FAJAR.CO.ID,JAKARTA — Eks Sekretaris Kementerian Badan Usaha Milik Negara (BUMN) Muhammad Said Didu menyebut Indonesia diuntungkan setelah perang Iran Vs Israel dan Amerika Serikat (AS). Terutama karena naiknya harga minyak dunia.

“Justru krisis ini berkahnya ke Indonesia lebih besar,” kata eks Sekretaris Badan Usaha Milik Negara Muhammad Said Didu, Rabu (1/4/2026).

Dia mengaku punya hitung-hitungan. Bahkan mencapai ratusan miliar rupiah.

“Saya hitung, minyak, kita memproduksinya 540.000 barel per hari, kalau naik 50 USD, artinya ada penambahan pendapatan Rp390 miliar per hari,” ujarnya.

Pasalnya, kata dia, keuntungan itu lebih tinggi. Dibanding subsidi yang dikeluarkan.

“Nah, subsidi BBM itu dengan gas melon, itu setahun kalau dimasukkan kompensasi hanya Rp370 miliar per hari. Artinya surplus,” ucapnya.

Bukan hanya minyak. Dia juga mengaku punya data soal batu bara.

“Saya masih punya data yang lain.
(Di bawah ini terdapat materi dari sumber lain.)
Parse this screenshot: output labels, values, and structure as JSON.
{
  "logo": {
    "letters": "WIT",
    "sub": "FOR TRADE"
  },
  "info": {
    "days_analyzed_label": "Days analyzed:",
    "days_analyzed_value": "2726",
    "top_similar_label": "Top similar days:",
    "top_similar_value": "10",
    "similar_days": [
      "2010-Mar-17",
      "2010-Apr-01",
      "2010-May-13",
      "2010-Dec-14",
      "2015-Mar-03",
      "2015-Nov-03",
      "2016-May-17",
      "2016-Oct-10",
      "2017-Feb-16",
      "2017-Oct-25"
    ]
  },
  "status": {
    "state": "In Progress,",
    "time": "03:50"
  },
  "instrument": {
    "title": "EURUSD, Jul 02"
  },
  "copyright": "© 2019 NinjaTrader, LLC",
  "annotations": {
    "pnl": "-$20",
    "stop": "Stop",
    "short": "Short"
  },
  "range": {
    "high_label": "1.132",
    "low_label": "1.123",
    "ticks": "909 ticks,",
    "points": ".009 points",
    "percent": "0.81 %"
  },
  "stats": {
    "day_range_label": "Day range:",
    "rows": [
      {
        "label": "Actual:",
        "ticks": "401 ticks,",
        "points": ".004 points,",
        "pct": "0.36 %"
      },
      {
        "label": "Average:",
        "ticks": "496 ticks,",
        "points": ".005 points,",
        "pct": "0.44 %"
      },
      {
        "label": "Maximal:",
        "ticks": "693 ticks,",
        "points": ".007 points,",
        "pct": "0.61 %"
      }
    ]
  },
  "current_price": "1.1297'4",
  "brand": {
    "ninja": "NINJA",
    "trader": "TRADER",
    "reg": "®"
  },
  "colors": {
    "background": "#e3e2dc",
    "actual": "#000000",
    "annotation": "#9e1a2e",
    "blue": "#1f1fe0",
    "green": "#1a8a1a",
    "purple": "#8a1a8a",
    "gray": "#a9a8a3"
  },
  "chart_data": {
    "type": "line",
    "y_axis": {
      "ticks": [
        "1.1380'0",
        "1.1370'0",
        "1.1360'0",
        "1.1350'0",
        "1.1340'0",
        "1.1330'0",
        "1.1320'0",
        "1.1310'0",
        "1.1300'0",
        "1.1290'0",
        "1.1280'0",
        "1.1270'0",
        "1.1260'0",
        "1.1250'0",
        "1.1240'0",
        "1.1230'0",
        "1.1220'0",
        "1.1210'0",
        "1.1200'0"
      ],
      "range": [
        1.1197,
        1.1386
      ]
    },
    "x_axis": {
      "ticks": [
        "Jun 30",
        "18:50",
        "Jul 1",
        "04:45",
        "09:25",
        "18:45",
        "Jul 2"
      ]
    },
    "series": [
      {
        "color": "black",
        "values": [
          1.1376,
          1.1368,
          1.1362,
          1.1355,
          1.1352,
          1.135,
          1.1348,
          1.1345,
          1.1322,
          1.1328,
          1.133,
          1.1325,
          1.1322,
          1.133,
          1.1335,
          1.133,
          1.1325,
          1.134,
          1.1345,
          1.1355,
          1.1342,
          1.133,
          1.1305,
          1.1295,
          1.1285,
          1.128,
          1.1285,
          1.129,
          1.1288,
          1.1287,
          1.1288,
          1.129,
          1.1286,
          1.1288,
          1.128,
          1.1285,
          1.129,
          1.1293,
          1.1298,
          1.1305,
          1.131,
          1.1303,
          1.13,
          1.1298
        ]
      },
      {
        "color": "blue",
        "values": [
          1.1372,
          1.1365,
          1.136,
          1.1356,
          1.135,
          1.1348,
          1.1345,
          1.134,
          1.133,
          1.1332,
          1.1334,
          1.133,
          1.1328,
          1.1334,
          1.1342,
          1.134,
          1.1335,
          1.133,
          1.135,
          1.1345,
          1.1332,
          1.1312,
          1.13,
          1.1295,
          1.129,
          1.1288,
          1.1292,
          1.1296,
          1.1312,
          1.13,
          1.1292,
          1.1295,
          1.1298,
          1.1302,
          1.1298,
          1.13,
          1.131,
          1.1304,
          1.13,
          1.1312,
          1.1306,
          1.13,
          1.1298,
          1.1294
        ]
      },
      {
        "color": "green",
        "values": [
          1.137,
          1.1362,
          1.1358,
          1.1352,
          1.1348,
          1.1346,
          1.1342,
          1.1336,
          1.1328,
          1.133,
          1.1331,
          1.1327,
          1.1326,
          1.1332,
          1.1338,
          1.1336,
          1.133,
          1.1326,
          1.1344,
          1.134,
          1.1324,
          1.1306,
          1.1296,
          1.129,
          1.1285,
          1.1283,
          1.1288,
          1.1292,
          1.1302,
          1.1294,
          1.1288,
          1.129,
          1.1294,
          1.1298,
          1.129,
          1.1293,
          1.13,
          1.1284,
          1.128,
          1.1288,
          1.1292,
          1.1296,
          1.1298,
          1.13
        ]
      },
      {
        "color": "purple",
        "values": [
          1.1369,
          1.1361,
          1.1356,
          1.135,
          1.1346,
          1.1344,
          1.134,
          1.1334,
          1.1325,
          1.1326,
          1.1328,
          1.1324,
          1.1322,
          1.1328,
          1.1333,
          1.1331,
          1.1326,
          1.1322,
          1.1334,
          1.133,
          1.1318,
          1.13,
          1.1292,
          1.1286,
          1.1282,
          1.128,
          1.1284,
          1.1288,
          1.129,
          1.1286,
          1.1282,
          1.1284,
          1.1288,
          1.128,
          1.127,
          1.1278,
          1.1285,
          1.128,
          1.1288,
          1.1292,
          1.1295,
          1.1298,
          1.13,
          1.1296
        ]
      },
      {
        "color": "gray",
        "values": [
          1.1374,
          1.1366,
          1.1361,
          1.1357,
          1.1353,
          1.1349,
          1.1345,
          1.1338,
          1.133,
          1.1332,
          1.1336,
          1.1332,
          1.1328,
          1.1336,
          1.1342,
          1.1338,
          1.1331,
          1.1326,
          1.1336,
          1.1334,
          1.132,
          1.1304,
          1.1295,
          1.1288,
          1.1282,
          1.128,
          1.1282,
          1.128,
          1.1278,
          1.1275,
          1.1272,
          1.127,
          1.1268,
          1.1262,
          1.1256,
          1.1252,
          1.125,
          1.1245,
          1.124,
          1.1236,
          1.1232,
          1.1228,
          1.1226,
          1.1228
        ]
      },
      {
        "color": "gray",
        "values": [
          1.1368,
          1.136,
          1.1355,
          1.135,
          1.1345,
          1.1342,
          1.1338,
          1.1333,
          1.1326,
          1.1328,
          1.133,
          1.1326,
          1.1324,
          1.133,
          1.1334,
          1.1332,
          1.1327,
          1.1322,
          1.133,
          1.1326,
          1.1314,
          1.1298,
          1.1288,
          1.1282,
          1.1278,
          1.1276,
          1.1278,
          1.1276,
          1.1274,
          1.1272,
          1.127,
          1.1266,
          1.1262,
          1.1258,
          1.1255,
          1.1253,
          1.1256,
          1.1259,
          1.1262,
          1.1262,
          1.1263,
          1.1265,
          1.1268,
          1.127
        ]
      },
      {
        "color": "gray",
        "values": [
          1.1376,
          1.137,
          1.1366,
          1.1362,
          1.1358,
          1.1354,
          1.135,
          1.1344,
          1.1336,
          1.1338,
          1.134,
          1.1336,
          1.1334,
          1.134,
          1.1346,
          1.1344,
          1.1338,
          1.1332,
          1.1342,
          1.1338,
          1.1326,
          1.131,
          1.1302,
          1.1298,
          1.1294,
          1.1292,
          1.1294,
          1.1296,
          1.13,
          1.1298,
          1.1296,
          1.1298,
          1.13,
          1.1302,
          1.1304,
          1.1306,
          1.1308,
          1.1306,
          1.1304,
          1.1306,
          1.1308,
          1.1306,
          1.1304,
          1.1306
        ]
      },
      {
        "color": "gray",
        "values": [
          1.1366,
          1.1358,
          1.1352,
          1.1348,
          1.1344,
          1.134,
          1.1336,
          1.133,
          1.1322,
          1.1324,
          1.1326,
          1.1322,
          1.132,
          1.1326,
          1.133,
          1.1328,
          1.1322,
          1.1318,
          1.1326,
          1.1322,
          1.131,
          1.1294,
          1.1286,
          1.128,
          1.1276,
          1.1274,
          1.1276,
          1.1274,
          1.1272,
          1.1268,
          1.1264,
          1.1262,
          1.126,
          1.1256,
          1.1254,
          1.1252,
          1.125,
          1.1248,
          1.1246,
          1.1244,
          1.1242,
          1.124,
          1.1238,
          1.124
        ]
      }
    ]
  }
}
Batu bara, naiknya sejak perang ini, itu 35 persen. Harga batu bara naik sejak perang Iran. Sejak perang Iran nih,” imbuhnya.

“Nah terus, jadi kalau presiden mungkin saja mereka sudah menghitung. Karena Pak Bahlil juga, Pak Presiden Prabowo mengurangi loh, produksi batu bara dari hampir Rp800 juta, menjadi Rp600 juta. Kalau mau menambah, naikkan lagi aja ke Rp800 juta,” sambungnya,

Berdasar dari hal itu, mantan anggota DPR RI ini mengatakan bahwa pendapatan negara juga ikut naik.

“Maka pendapatan negara naik,” pungkasnya.